For a moment, I’m afraid she’ll see through me, realize that I’ve been stalking her, but I shouldn’t be. People never think you’re stalking them. “I’m a stalker,” I say with a straight face, and a beat passes between us.
She bursts into laughter, throwing her head back again, showing me her lovely neck, and I laugh too, passing it off as a joke. “Well, you’re good, because yes, I’m a preschool teacher. It’s cheaper than paying for daycare while I go do something else.”
“What would you do, do you think?”
Caroline’s head tilts, as if she’s never considered it, or as if she’s never had someone else ask her, and she says, “Probably something just as boring.

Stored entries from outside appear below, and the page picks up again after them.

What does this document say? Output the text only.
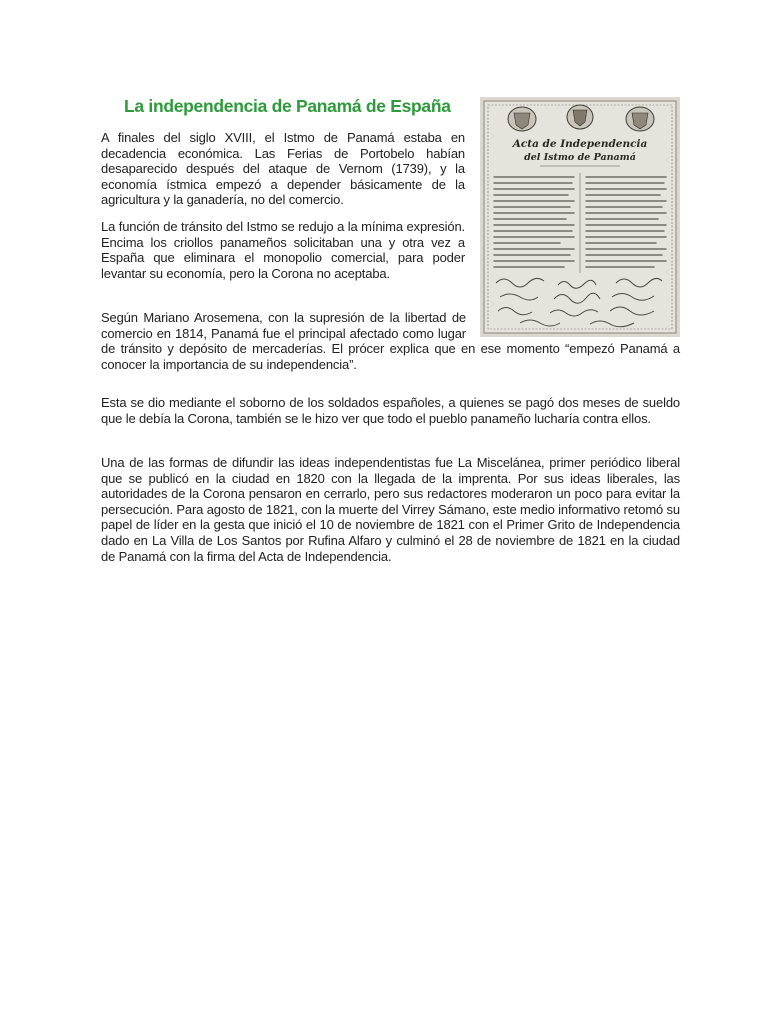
La independencia de Panamá de España
Acta de Independencia
del Istmo de Panamá

A finales del siglo XVIII, el Istmo de Panamá estaba en decadencia económica. Las Ferias de Portobelo habían desaparecido después del ataque de Vernom (1739), y la economía ístmica empezó a depender básicamente de la agricultura y la ganadería, no del comercio.

La función de tránsito del Istmo se redujo a la mínima expresión. Encima los criollos panameños solicitaban una y otra vez a España que eliminara el monopolio comercial, para poder levantar su economía, pero la Corona no aceptaba.

Según Mariano Arosemena, con la supresión de la libertad de comercio en 1814, Panamá fue el principal afectado como lugar de tránsito y depósito de mercaderías. El prócer explica que en ese momento “empezó Panamá a conocer la importancia de su independencia”.

Esta se dio mediante el soborno de los soldados españoles, a quienes se pagó dos meses de sueldo que le debía la Corona, también se le hizo ver que todo el pueblo panameño lucharía contra ellos.

Una de las formas de difundir las ideas independentistas fue La Miscelánea, primer periódico liberal que se publicó en la ciudad en 1820 con la llegada de la imprenta. Por sus ideas liberales, las autoridades de la Corona pensaron en cerrarlo, pero sus redactores moderaron un poco para evitar la persecución. Para agosto de 1821, con la muerte del Virrey Sámano, este medio informativo retomó su papel de líder en la gesta que inició el 10 de noviembre de 1821 con el Primer Grito de Independencia dado en La Villa de Los Santos por Rufina Alfaro y culminó el 28 de noviembre de 1821 en la ciudad de Panamá con la firma del Acta de Independencia.
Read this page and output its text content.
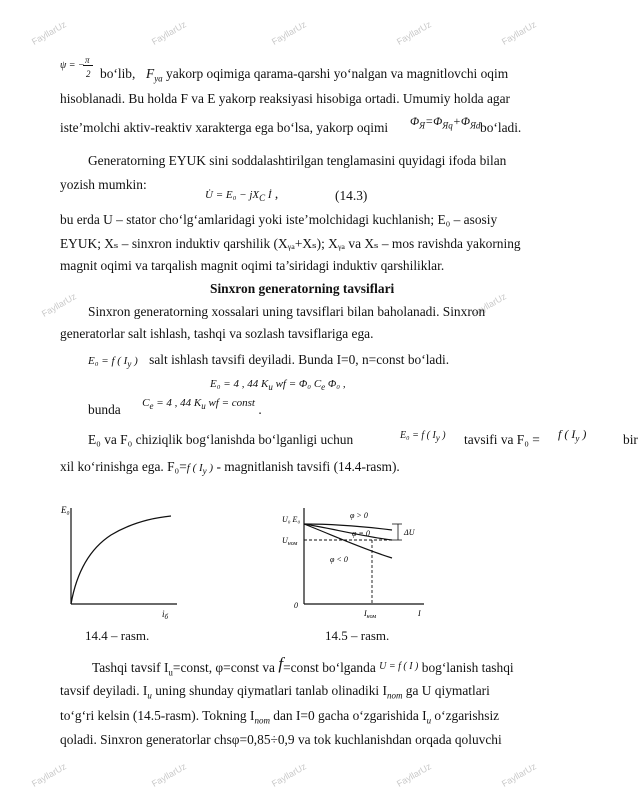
FayllarUz	FayllarUz	FayllarUz	FayllarUz	FayllarUz
FayllarUz	FayllarUz
FayllarUz	FayllarUz	FayllarUz	FayllarUz	FayllarUz
ψ = − π
2 bo‘lib, $F_{ya}$ yakorp oqimiga qarama-qarshi yo‘nalgan va magnitlovchi oqim
hisoblanadi. Bu holda F va E yakorp reaksiyasi hisobiga ortadi. Umumiy holda agar
iste’molchi aktiv-reaktiv xarakterga ega bo‘lsa, yakorp oqimi $\Phi_Я=\Phi_{Яq}+\Phi_{Яd}$ bo‘ladi.
Generatorning EYUK sini soddalashtirilgan tenglamasini quyidagi ifoda bilan
yozish mumkin:
U̇ = $E_0 - jX_C$ İ ,	(14.3)
bu erda U – stator cho‘lg‘amlaridagi yoki iste’molchidagi kuchlanish; E₀ – asosiy
EYUK; Xₛ – sinxron induktiv qarshilik (Xᵧₐ+Xₛ); Xᵧₐ va Xₛ – mos ravishda yakorning
magnit oqimi va tarqalish magnit oqimi ta’siridagi induktiv qarshiliklar.
Sinxron generatorning tavsiflari
Sinxron generatorning xossalari uning tavsiflari bilan baholanadi. Sinxron
generatorlar salt ishlash, tashqi va sozlash tavsiflariga ega.
E₀ = f ( $I_y$ ) salt ishlash tavsifi deyiladi. Bunda I=0, n=const bo‘ladi.
E₀ = 4 , 44 $K_u$ wf = Φ₀ $C_e$ Φ₀ ,
bunda $^{C_e = 4 , 44 K_u wf = const}$ .
E₀ va F₀ chiziqlik bog‘lanishda bo‘lganligi uchun	E₀ = f ( $I_y$ ) tavsifi va F₀ = f ( $I_y$ )	bir
xil ko‘rinishga ega. F₀=f ( $I_y$ ) - magnitlanish tavsifi (14.4-rasm).
E₀
$i_б$
14.4 – rasm.
U₀ E₀
$U_{ном}$
0
$I_{ном}$	I
φ > 0
φ = 0
φ < 0
ΔU
14.5 – rasm.
Tashqi tavsif $I_u=const$, φ=const va f=const bo‘lganda $^{U = f ( I )}$ bog‘lanish tashqi
tavsif deyiladi. $I_u$ uning shunday qiymatlari tanlab olinadiki $I_{nom}$ ga U qiymatlari
to‘g‘ri kelsin (14.5-rasm). Tokning $I_{nom}$ dan I=0 gacha o‘zgarishida $I_u$ o‘zgarishsiz
qoladi. Sinxron generatorlar chsφ=0,85÷0,9 va tok kuchlanishdan orqada qoluvchi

A librarian, maybe.”
“Not a sword swallower?”
“Is that a euphemism?”
That catches me by surprise, and a dry chuckle makes its way from my chest. “No. It’s not a euphemism. There are kids nearby, you know.”
“How do you think I got them?” she teases. When I don’t say anything, she pats the uncomfortable-looking plastic stump beside her and asks, “Do you want to sit? Not to be forward or anything, it’s just uncomfortable to crane my neck to look at you.”
Standing, I walk around the barrier so I can sit next to her, and it’s as uncomfortable as I imagined. “They don’t want parents to be comfortable, huh?”
“Oh, never. I think half the people in here probably think I’m a bad mom for sitting at all.”
“Since you brought it up, I wasn’t going to say anything, but…” I trail off, looking over at her twins, and she looks at me with shock. A sly smile slides across my face, and she nudges me with her shoulder. It’s such a gesture of familiarity, something someone who really knows you does, that it almost takes me aback. I nudge her back, and she folds over from the force.
She sits back up with a laugh. “Okay, so what are you liking about the book so far?”
“Well, I don’t want to give anything away. Did you get to the part where Marisol dies?”
She gasps. “No! Why would you say that?” she whines, clutching the book to her chest like she can change the words on the pages with magic. “Oh, you’re fucking with me, aren’t you?”
“I am.” I’m not. But she’ll be dead by the morning, so it doesn’t matter much.
“You’re trouble, aren’t you?”
I shrug. “I’m trouble adjacent.” Then I shake my head. “No, not really even that. I’m in dental insurance.” I chuckle wryly, as if it’s a confession. “Sometimes I wish I were trouble.”
She meets my eyes, and there’s a spark of something in them, a glitter as she holds my eyes with hers. “I know what you mean.”
“How about another coffee?” I ask, nodding at the cup in her hand.
“Oh.” She lifts it a little. “That’s okay. I can’t have too much caffeine.” She scrunches her nose slightly and giggles. “When did I get so old?”
“Well…” I stand up with a smirk. “I was asking you out, but that’s fine. I’d best be going anyway. I have a broken heart to mend after Marisol’s death. Maybe I’ll see you around.”
I toss her an easy wink and turn away from her, then walk toward the door with a confident stride, hoping my move doesn’t shatter my entire plan. I need her to show the same recklessness she craved four years ago.
I need her to make the mistake of wanting me just one more time.
3
CAROLINE
The man—theone whose name I realize I never even asked—slaps his wide and veiny hands on his knees, and then stands up quickly. He tosses out a wink like it’s nothing, closing a curtain over the window into another world, and then he turns, walking away from me.